Ольга резко тормозит и поворачивается к нам. У нее бледное лицо, и на нем графически нарисован ужас.
— Вот видишь, — говорит Раиса, — ты не очень это умеешь…
Ольга смотрит на меня.
— Отвези нас в какой-нибудь тихий скверик, — предлагаю я. — В Останкино, к примеру…
Но Ольга сворачивает к Чистым прудам.
Сквозь пыльные деревья Раиса высматривает ротонду «Современника».
— А разве «Колизей» работает? — спрашивает она.
— Интересно, — тихо говорит Ольга, — она в беспамятство уходит сознательно или на самом деле ее залило черными чернилами?
— Ты ее подозреваешь в лукавстве? Хитрости? Ты считаешь, она такая?
— Таких миллион, — резко говорит Ольга. — Самый примитивный способ побега: шандарахнуть человека и прикинуться шлангом.
— Молчи! — говорю я. — Бог ее спас от греха смерти.
— А если бы у Бога была другая забота? И вообще. Она ведь не знает, что помилована? Или знает?
— Я не говорила с ней на эту тему.
— А на какую говорила?
— Она говорит только про военкома.
— А инженерка, дура, как там оказалась?
— Когда-нибудь узнаем.
— Что? — Рая поворачивает к нам лицо. Оно у нее узенькое, напоминает зверушку. И взгляд у нее диковатый, лесной.
— Ты все деньги отдала? — спрашивает Ольга.

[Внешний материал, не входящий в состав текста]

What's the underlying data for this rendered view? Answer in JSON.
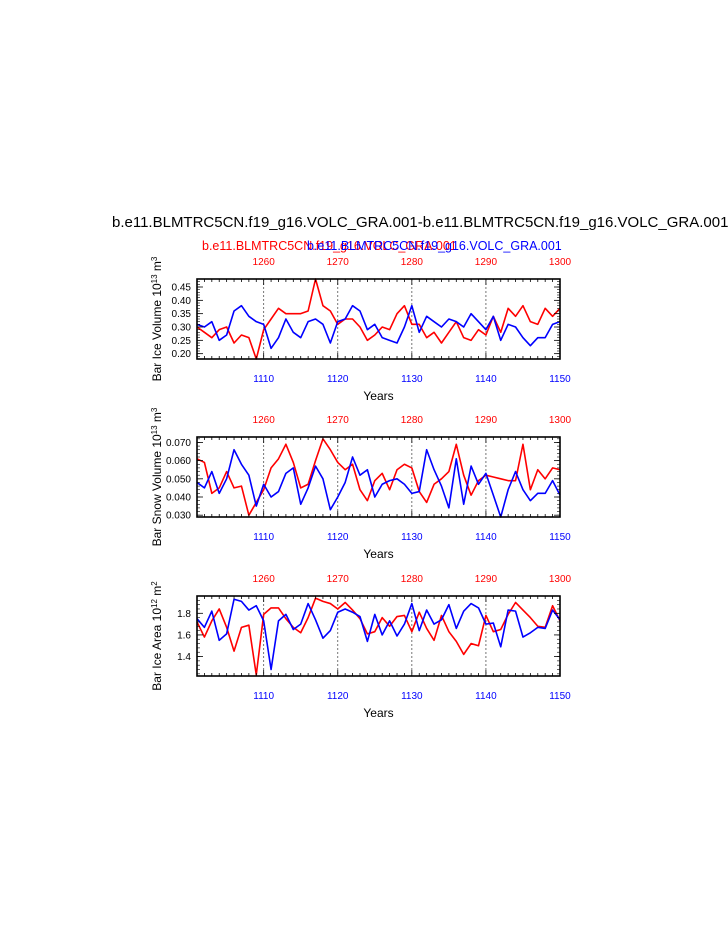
{
  "page": {
    "title": "b.e11.BLMTRC5CN.f19_g16.VOLC_GRA.001-b.e11.BLMTRC5CN.f19_g16.VOLC_GRA.001",
    "subtitle_red": "b.e11.BLMTRC5CN.f19_g16.VOLC_GRA.001",
    "subtitle_blue": "b.e11.BLMTRC5CN.f19_g16.VOLC_GRA.001"
  },
  "colors": {
    "series_a": "#ff0000",
    "series_b": "#0000ff",
    "axis": "#000000"
  },
  "chart_data": [
    {
      "type": "line",
      "ylabel": "Bar Ice Volume 10",
      "ylabel_exp": "13",
      "ylabel_unit": " m",
      "ylabel_unit_exp": "3",
      "xlabel": "Years",
      "xlim_bottom": [
        1101,
        1150
      ],
      "xlim_top": [
        1251,
        1300
      ],
      "ylim": [
        0.18,
        0.48
      ],
      "yticks": [
        0.2,
        0.25,
        0.3,
        0.35,
        0.4,
        0.45
      ],
      "yticklabels": [
        "0.20",
        "0.25",
        "0.30",
        "0.35",
        "0.40",
        "0.45"
      ],
      "bottom_ticks": [
        1110,
        1120,
        1130,
        1140,
        1150
      ],
      "top_ticks": [
        1260,
        1270,
        1280,
        1290,
        1300
      ],
      "grid_x": [
        1110,
        1120,
        1130,
        1140
      ],
      "series": [
        {
          "axis": "top",
          "x": [
            1251,
            1252,
            1253,
            1254,
            1255,
            1256,
            1257,
            1258,
            1259,
            1260,
            1261,
            1262,
            1263,
            1264,
            1265,
            1266,
            1267,
            1268,
            1269,
            1270,
            1271,
            1272,
            1273,
            1274,
            1275,
            1276,
            1277,
            1278,
            1279,
            1280,
            1281,
            1282,
            1283,
            1284,
            1285,
            1286,
            1287,
            1288,
            1289,
            1290,
            1291,
            1292,
            1293,
            1294,
            1295,
            1296,
            1297,
            1298,
            1299,
            1300
          ],
          "values": [
            0.3,
            0.28,
            0.26,
            0.29,
            0.3,
            0.24,
            0.27,
            0.26,
            0.18,
            0.29,
            0.33,
            0.37,
            0.35,
            0.35,
            0.35,
            0.36,
            0.48,
            0.38,
            0.36,
            0.31,
            0.33,
            0.33,
            0.3,
            0.25,
            0.27,
            0.3,
            0.29,
            0.35,
            0.38,
            0.31,
            0.31,
            0.26,
            0.28,
            0.24,
            0.28,
            0.32,
            0.26,
            0.25,
            0.29,
            0.27,
            0.34,
            0.28,
            0.37,
            0.34,
            0.38,
            0.32,
            0.31,
            0.37,
            0.34,
            0.37
          ]
        },
        {
          "axis": "bottom",
          "x": [
            1101,
            1102,
            1103,
            1104,
            1105,
            1106,
            1107,
            1108,
            1109,
            1110,
            1111,
            1112,
            1113,
            1114,
            1115,
            1116,
            1117,
            1118,
            1119,
            1120,
            1121,
            1122,
            1123,
            1124,
            1125,
            1126,
            1127,
            1128,
            1129,
            1130,
            1131,
            1132,
            1133,
            1134,
            1135,
            1136,
            1137,
            1138,
            1139,
            1140,
            1141,
            1142,
            1143,
            1144,
            1145,
            1146,
            1147,
            1148,
            1149,
            1150
          ],
          "values": [
            0.31,
            0.3,
            0.32,
            0.25,
            0.27,
            0.36,
            0.38,
            0.34,
            0.32,
            0.31,
            0.22,
            0.26,
            0.33,
            0.28,
            0.26,
            0.32,
            0.33,
            0.31,
            0.24,
            0.32,
            0.33,
            0.38,
            0.36,
            0.29,
            0.31,
            0.26,
            0.25,
            0.24,
            0.3,
            0.38,
            0.28,
            0.34,
            0.32,
            0.3,
            0.33,
            0.32,
            0.3,
            0.35,
            0.32,
            0.29,
            0.34,
            0.25,
            0.31,
            0.3,
            0.26,
            0.23,
            0.26,
            0.26,
            0.31,
            0.32
          ]
        }
      ]
    },
    {
      "type": "line",
      "ylabel": "Bar Snow Volume 10",
      "ylabel_exp": "13",
      "ylabel_unit": " m",
      "ylabel_unit_exp": "3",
      "xlabel": "Years",
      "xlim_bottom": [
        1101,
        1150
      ],
      "xlim_top": [
        1251,
        1300
      ],
      "ylim": [
        0.029,
        0.073
      ],
      "yticks": [
        0.03,
        0.04,
        0.05,
        0.06,
        0.07
      ],
      "yticklabels": [
        "0.030",
        "0.040",
        "0.050",
        "0.060",
        "0.070"
      ],
      "bottom_ticks": [
        1110,
        1120,
        1130,
        1140,
        1150
      ],
      "top_ticks": [
        1260,
        1270,
        1280,
        1290,
        1300
      ],
      "grid_x": [
        1110,
        1120,
        1130,
        1140
      ],
      "series": [
        {
          "axis": "top",
          "x": [
            1251,
            1252,
            1253,
            1254,
            1255,
            1256,
            1257,
            1258,
            1259,
            1260,
            1261,
            1262,
            1263,
            1264,
            1265,
            1266,
            1267,
            1268,
            1269,
            1270,
            1271,
            1272,
            1273,
            1274,
            1275,
            1276,
            1277,
            1278,
            1279,
            1280,
            1281,
            1282,
            1283,
            1284,
            1285,
            1286,
            1287,
            1288,
            1289,
            1290,
            1291,
            1292,
            1293,
            1294,
            1295,
            1296,
            1297,
            1298,
            1299,
            1300
          ],
          "values": [
            0.061,
            0.059,
            0.042,
            0.045,
            0.054,
            0.045,
            0.046,
            0.03,
            0.037,
            0.044,
            0.056,
            0.061,
            0.069,
            0.059,
            0.045,
            0.047,
            0.06,
            0.072,
            0.066,
            0.059,
            0.055,
            0.058,
            0.044,
            0.038,
            0.049,
            0.053,
            0.044,
            0.055,
            0.058,
            0.056,
            0.043,
            0.037,
            0.047,
            0.05,
            0.054,
            0.069,
            0.052,
            0.041,
            0.049,
            0.052,
            0.051,
            0.05,
            0.049,
            0.049,
            0.069,
            0.044,
            0.055,
            0.05,
            0.056,
            0.055
          ]
        },
        {
          "axis": "bottom",
          "x": [
            1101,
            1102,
            1103,
            1104,
            1105,
            1106,
            1107,
            1108,
            1109,
            1110,
            1111,
            1112,
            1113,
            1114,
            1115,
            1116,
            1117,
            1118,
            1119,
            1120,
            1121,
            1122,
            1123,
            1124,
            1125,
            1126,
            1127,
            1128,
            1129,
            1130,
            1131,
            1132,
            1133,
            1134,
            1135,
            1136,
            1137,
            1138,
            1139,
            1140,
            1141,
            1142,
            1143,
            1144,
            1145,
            1146,
            1147,
            1148,
            1149,
            1150
          ],
          "values": [
            0.048,
            0.045,
            0.054,
            0.042,
            0.05,
            0.066,
            0.058,
            0.052,
            0.035,
            0.047,
            0.04,
            0.043,
            0.053,
            0.056,
            0.036,
            0.045,
            0.057,
            0.05,
            0.033,
            0.04,
            0.048,
            0.062,
            0.052,
            0.055,
            0.04,
            0.047,
            0.049,
            0.05,
            0.047,
            0.042,
            0.043,
            0.066,
            0.055,
            0.046,
            0.034,
            0.061,
            0.036,
            0.057,
            0.047,
            0.053,
            0.041,
            0.029,
            0.044,
            0.054,
            0.044,
            0.038,
            0.042,
            0.042,
            0.049,
            0.041
          ]
        }
      ]
    },
    {
      "type": "line",
      "ylabel": "Bar Ice Area 10",
      "ylabel_exp": "12",
      "ylabel_unit": " m",
      "ylabel_unit_exp": "2",
      "xlabel": "Years",
      "xlim_bottom": [
        1101,
        1150
      ],
      "xlim_top": [
        1251,
        1300
      ],
      "ylim": [
        1.22,
        1.96
      ],
      "yticks": [
        1.4,
        1.6,
        1.8
      ],
      "yticklabels": [
        "1.4",
        "1.6",
        "1.8"
      ],
      "bottom_ticks": [
        1110,
        1120,
        1130,
        1140,
        1150
      ],
      "top_ticks": [
        1260,
        1270,
        1280,
        1290,
        1300
      ],
      "grid_x": [
        1110,
        1120,
        1130,
        1140
      ],
      "series": [
        {
          "axis": "top",
          "x": [
            1251,
            1252,
            1253,
            1254,
            1255,
            1256,
            1257,
            1258,
            1259,
            1260,
            1261,
            1262,
            1263,
            1264,
            1265,
            1266,
            1267,
            1268,
            1269,
            1270,
            1271,
            1272,
            1273,
            1274,
            1275,
            1276,
            1277,
            1278,
            1279,
            1280,
            1281,
            1282,
            1283,
            1284,
            1285,
            1286,
            1287,
            1288,
            1289,
            1290,
            1291,
            1292,
            1293,
            1294,
            1295,
            1296,
            1297,
            1298,
            1299,
            1300
          ],
          "values": [
            1.72,
            1.58,
            1.73,
            1.84,
            1.67,
            1.45,
            1.67,
            1.69,
            1.23,
            1.79,
            1.85,
            1.85,
            1.75,
            1.67,
            1.62,
            1.76,
            1.94,
            1.91,
            1.89,
            1.84,
            1.9,
            1.83,
            1.75,
            1.61,
            1.63,
            1.76,
            1.68,
            1.77,
            1.78,
            1.63,
            1.81,
            1.66,
            1.55,
            1.78,
            1.63,
            1.54,
            1.42,
            1.52,
            1.5,
            1.78,
            1.63,
            1.65,
            1.79,
            1.9,
            1.83,
            1.76,
            1.68,
            1.67,
            1.87,
            1.73
          ]
        },
        {
          "axis": "bottom",
          "x": [
            1101,
            1102,
            1103,
            1104,
            1105,
            1106,
            1107,
            1108,
            1109,
            1110,
            1111,
            1112,
            1113,
            1114,
            1115,
            1116,
            1117,
            1118,
            1119,
            1120,
            1121,
            1122,
            1123,
            1124,
            1125,
            1126,
            1127,
            1128,
            1129,
            1130,
            1131,
            1132,
            1133,
            1134,
            1135,
            1136,
            1137,
            1138,
            1139,
            1140,
            1141,
            1142,
            1143,
            1144,
            1145,
            1146,
            1147,
            1148,
            1149,
            1150
          ],
          "values": [
            1.75,
            1.67,
            1.82,
            1.55,
            1.61,
            1.93,
            1.91,
            1.83,
            1.87,
            1.73,
            1.28,
            1.73,
            1.79,
            1.65,
            1.7,
            1.89,
            1.74,
            1.57,
            1.64,
            1.81,
            1.84,
            1.81,
            1.77,
            1.54,
            1.79,
            1.6,
            1.73,
            1.59,
            1.7,
            1.89,
            1.64,
            1.83,
            1.7,
            1.74,
            1.88,
            1.66,
            1.82,
            1.89,
            1.85,
            1.7,
            1.71,
            1.49,
            1.83,
            1.82,
            1.58,
            1.62,
            1.67,
            1.66,
            1.83,
            1.74
          ]
        }
      ]
    }
  ]
}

— Какие деньги? — отвечает Раиса и туг же начинает смеяться: — А-а, ты про это! Но ведь мы решили не брать палас. Он шире комнаты — загиб у стены будет очень торчать.
Ольга тормозит так, что я ударяюсь подбородком о ее кресло. Я помню этот палас. Мы с таким трудом нашли тогда что-то подходящее по деньгам, которые были у молодоженов. На Петровско-Разумовской в магазине «Ковры» высмотрели стоящий рулон подходящего цвета. Зелень и ржа.
Раиса щебечет. Она уже не зверушка, а птица-зеленушка. Такая вся порывисто-всклокоченная, прямо как с кустов Коктебеля. Я тычу пальцем в Ольгу. Наверное, хочу этим древним немым способом что-то сообщить. Ольга прижимает мои пальцы к спине — значит, поняла и отвечает. Мы едем домой к Раисе.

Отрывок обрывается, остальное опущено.